Status of the CDF Data Access Project

January 6 1999

 

The design of the CDF Data Acess system was reviewed by an internal CDF Godparent committee in October 1998. The review committee recommended that the collaboration adopt the overall design for the data handling system that is documented in Ref. 1

Since then we have been working on a prototype to demonstrate the feasibility of the resource management scheme outlined in ref. 1. The prototype design and results is documented in ref. 2. A brief status follows:

The prototype environment consiststed of a single cpu workstation, a 9 GB disk, 2 cpu queues (short and long), each of which had 4 execution slots, and 2 IO queues. For most of the tests, tape access was simulated via disk to disk copies. These copies used eight simulated datasets, 4 small (1 GB) and 4 large (10 GB). Information on these datasets was stored in the CDF catalog. In addition, the system was tested using tape resident datasets, where the data was stored in the Emass tape robot.

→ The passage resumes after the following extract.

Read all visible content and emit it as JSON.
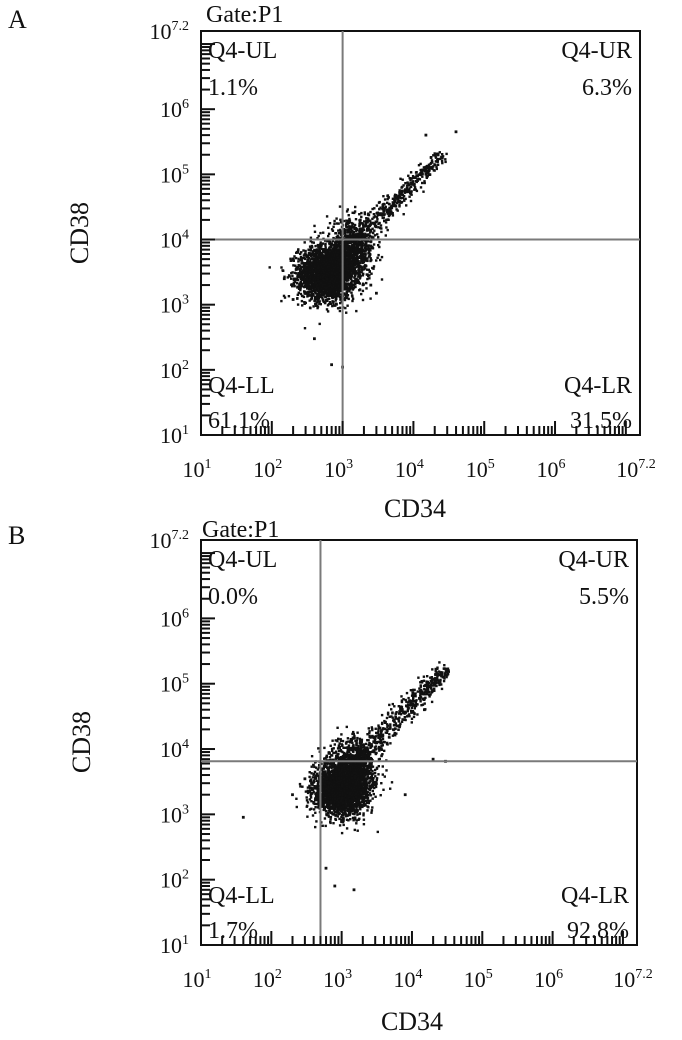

The test procedure consisted of simulating many analysis scenarios. Mixes of up to a dozen jobs to analyze the long and short datasets were submitted. Each analysis job used a randomly chosen amount of cpu time, when appropriate. The tests included several ``freight train'' scenarios, where several users requested the same dataset. In these cases, the overall number of tape mounts was significantly less than would occur if the jobs were run separately in sequence. As might be expected, the testing has discovered a number of bugs (mostly fixed) in the software. There were no fundamental problems with the design.

The prototype work has been sucessful and we now need to proceed with the design for the full system.

[1] CDF Run II Data handling Resource Management and Software Components

[2] The DH Resource Management Prototype (CDF Run II Data Handling)